W majowy weekend część schronisk górskich będzie już otwarta. Nie, nie chodzi o noclegi, ale o wydawanie posiłków, jednak – zgodnie z obowiązującymi przepisami – tylko na wynos.
Schroniska górskie wraz z nastaniem epidemii zostały zamknięte. Wiele z nich to nie tylko obiekty noclegowe i gastronomiczne, ale również miejsca z duszą, które skupiają i integrują miłośników gór, organizowane są tu jedyne w swoim rodzaju imprezy kulturalne i sportowe.
Tak jak na przykład klimatyczne schronisko Samotnia w Karkonoszach czy Pasterka w Górach Stołowych.
By ratować schroniska, utworzono zbiórki pieniędzy. W ten sposób można pomóc w utrzymaniu obiektów, a jednocześnie stać się właścicielem odzieży górskiej, książki z autografem, fotografii czy vouchera na nocleg na przykład w kultowym pokoju Anny Czerwińskiej – nr 13. Można zostać też posiadaczem złamanej narty wiszącej „od zawsze” w sali bufetowej, czy szytej w Pasterce „PasterMaski”.
Swoje usługi w zamian za wpłatę oferują m.in. słynni himalaiści, biegacze, czy fotografowie National Geographic, tak jak Marek Arcimowicz, który z żoną Magdą prowadzi Samotnię. Bo, jak mówią, nie proszą o darowiznę, ale o wsparcie:
– Chodzi o to, byście teraz właśnie nie wycofywali zaliczek i waszych rezerwacji, kupowali nasze koszulki, zamawiali u nas usługi, a my z tego wszystkiego rozliczymy się, kiedy życie wróci do normalności – podkreśla Magda Arcimowicz.

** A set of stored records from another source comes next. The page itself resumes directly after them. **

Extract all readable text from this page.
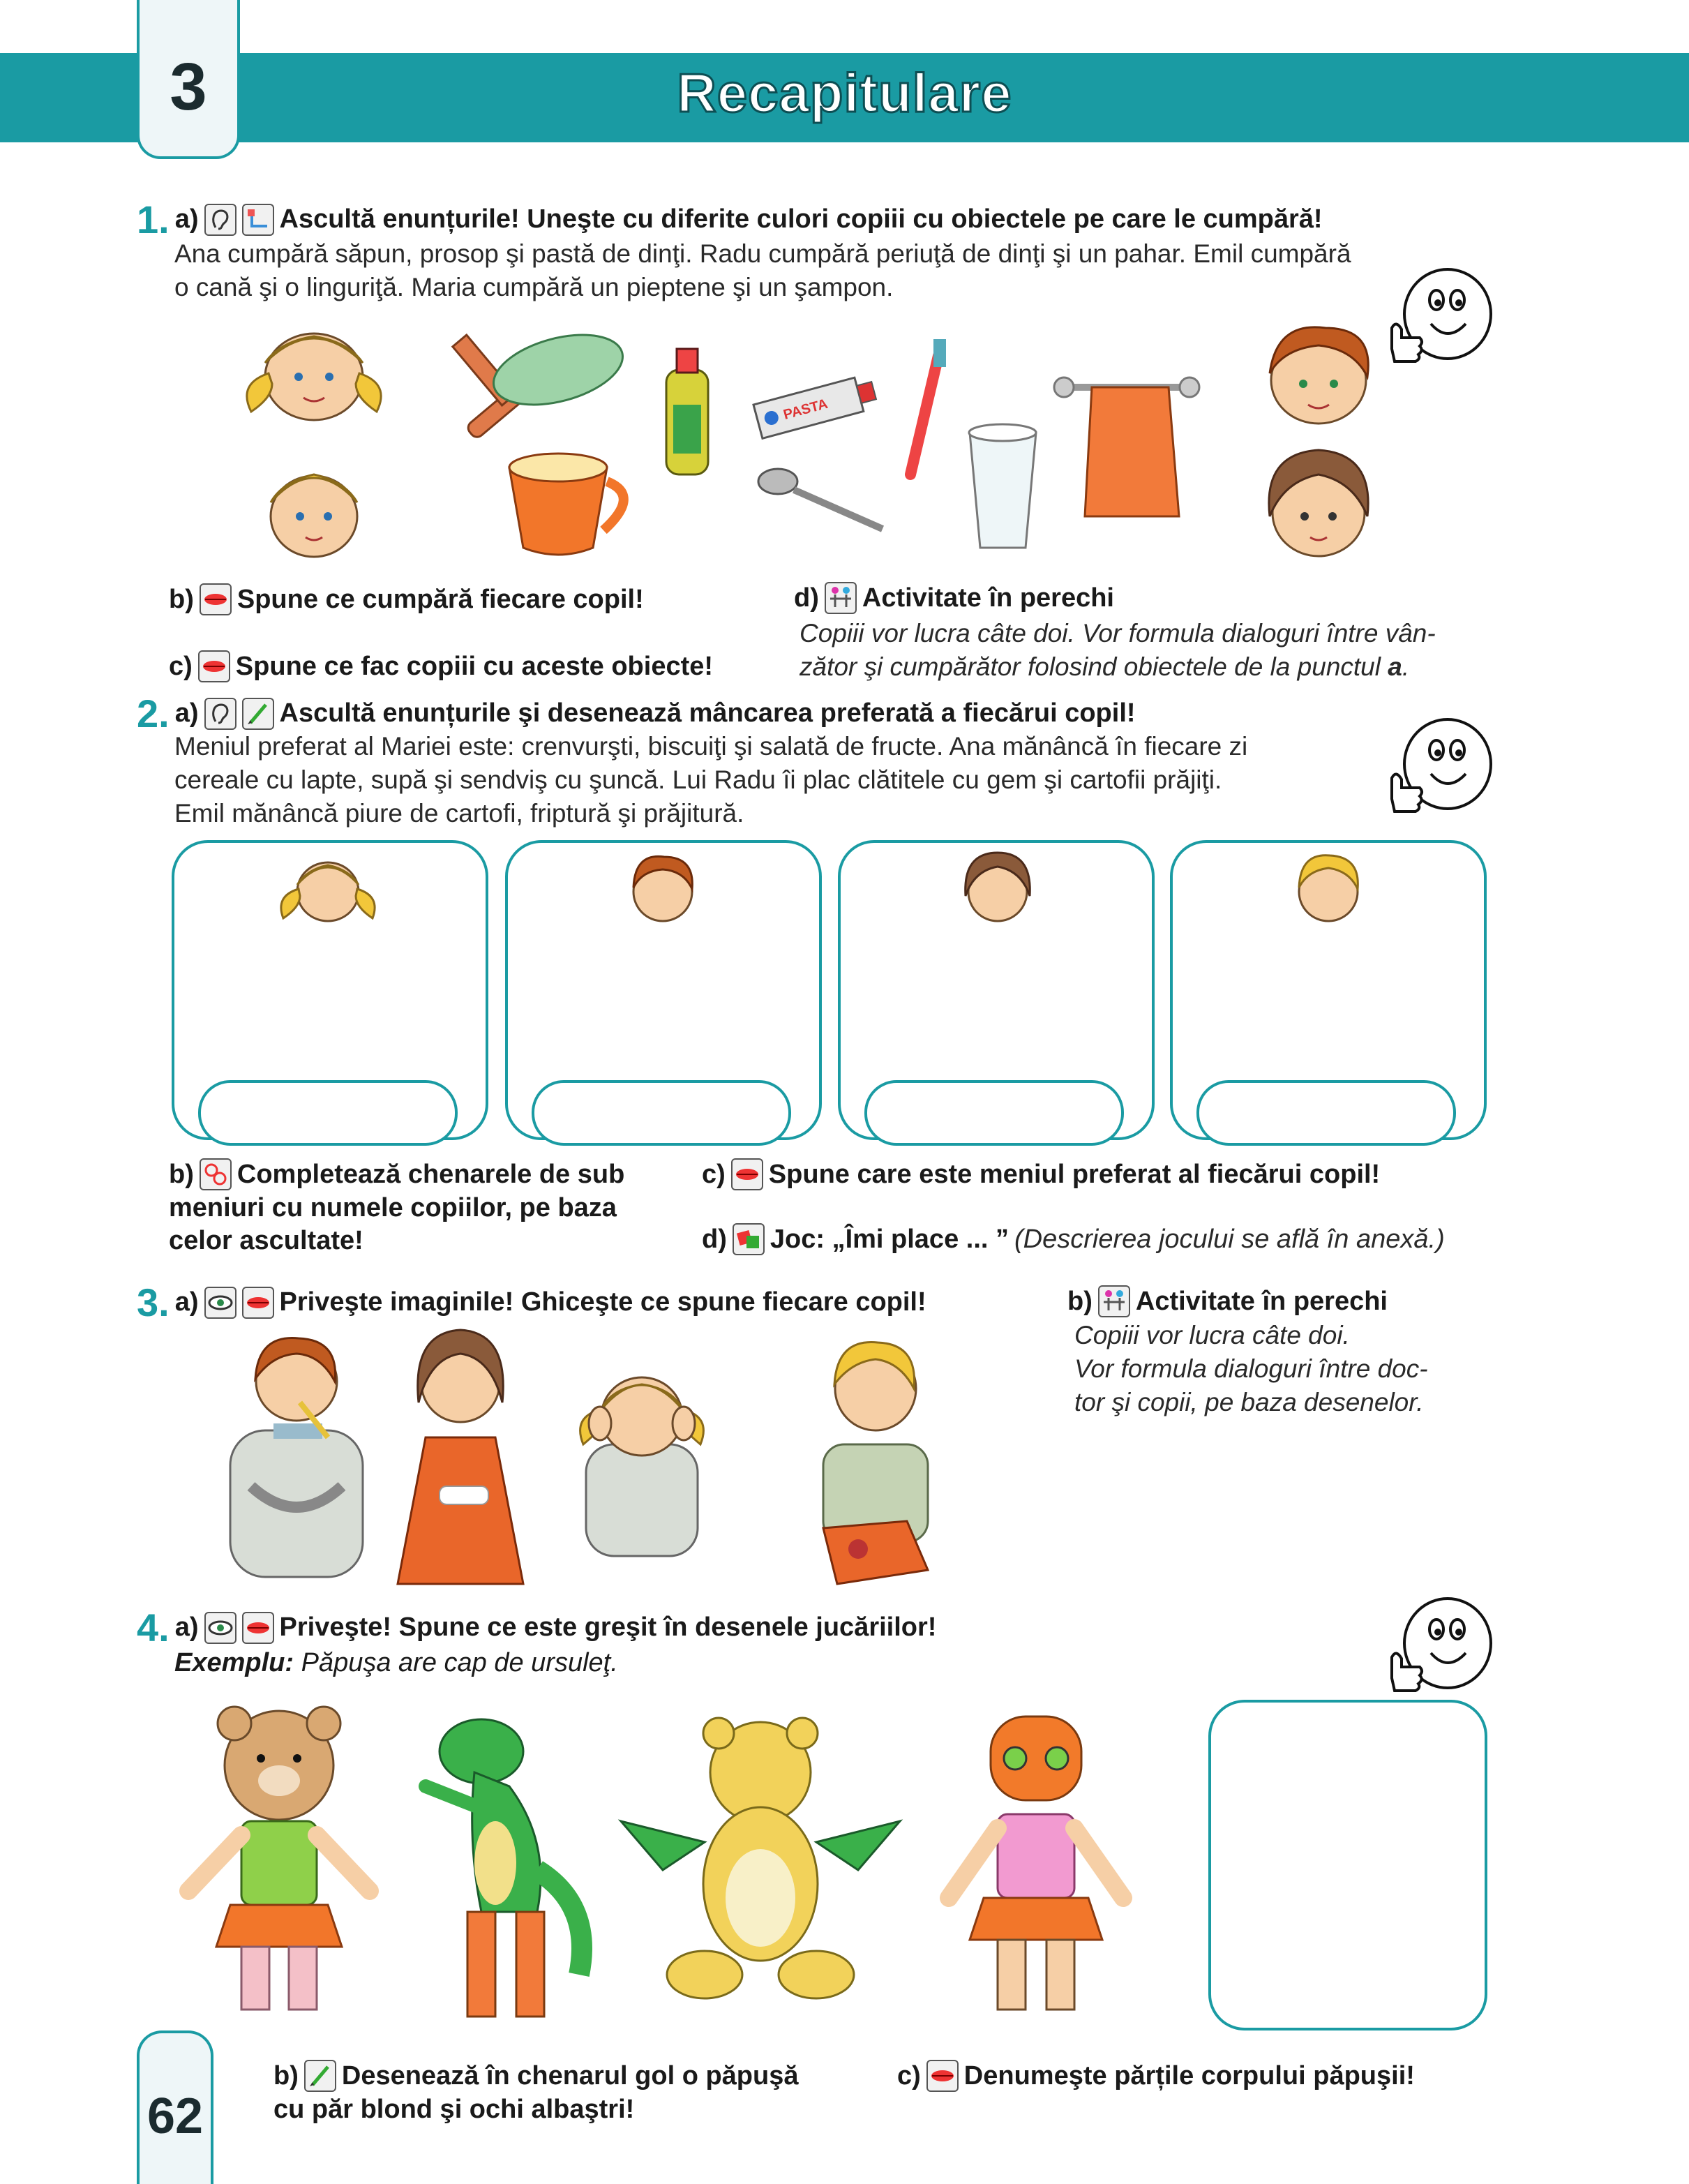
3	Recapitulare
1. a)	Ascultă enunțurile! Uneşte cu diferite culori copiii cu obiectele pe care le cumpără!
Ana cumpără săpun, prosop şi pastă de dinţi. Radu cumpără periuţă de dinţi şi un pahar. Emil cumpără
o cană şi o linguriţă. Maria cumpără un pieptene şi un şampon.
PASTA
b) Spune ce cumpără fiecare copil!
c) Spune ce fac copiii cu aceste obiecte!
d) Activitate în perechi
Copiii vor lucra câte doi. Vor formula dialoguri între vân-
zător şi cumpărător folosind obiectele de la punctul a.
2. a)	Ascultă enunțurile şi desenează mâncarea preferată a fiecărui copil!
Meniul preferat al Mariei este: crenvurşti, biscuiţi şi salată de fructe. Ana mănâncă în fiecare zi
cereale cu lapte, supă şi sendviş cu şuncă. Lui Radu îi plac clătitele cu gem şi cartofii prăjiţi.
Emil mănâncă piure de cartofi, friptură şi prăjitură.
b) Completează chenarele de sub
meniuri cu numele copiilor, pe baza
celor ascultate!
c) Spune care este meniul preferat al fiecărui copil!
d) Joc: „Îmi place ... ” (Descrierea jocului se află în anexă.)
3. a)	Priveşte imaginile! Ghiceşte ce spune fiecare copil!	b) Activitate în perechi
Copiii vor lucra câte doi.
Vor formula dialoguri între doc-
tor şi copii, pe baza desenelor.
4. a)	Priveşte! Spune ce este greşit în desenele jucăriilor!
Exemplu: Păpuşa are cap de ursuleţ.
62
b) Desenează în chenarul gol o păpuşă
cu păr blond şi ochi albaştri!
c) Denumeşte părțile corpului păpuşii!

Maciej Sokołowski, dzierżawca dwóch schronisk w Górach Stołowych – Na Szczelińcu i Pasterki podkreśla:
– Robimy to z miłości, bo co tu kryć, oba te miejsca naprawdę kochamy.
I opowiada, że marzec i kwiecień udało się przetrwać dzięki przyjaciołom schronisk, którzy na poczet zbiórki przekazali atrakcyjne fanty i swoje usługi (na przykład spacer po Górach Stołowych z Piotrem Pustelnikiem) oraz chętnie wpłacali pieniądze:
Dlatego planując pierwsze – po dwóch miesiącach – wypady w góry, nie zapomnijcie o schroniskach.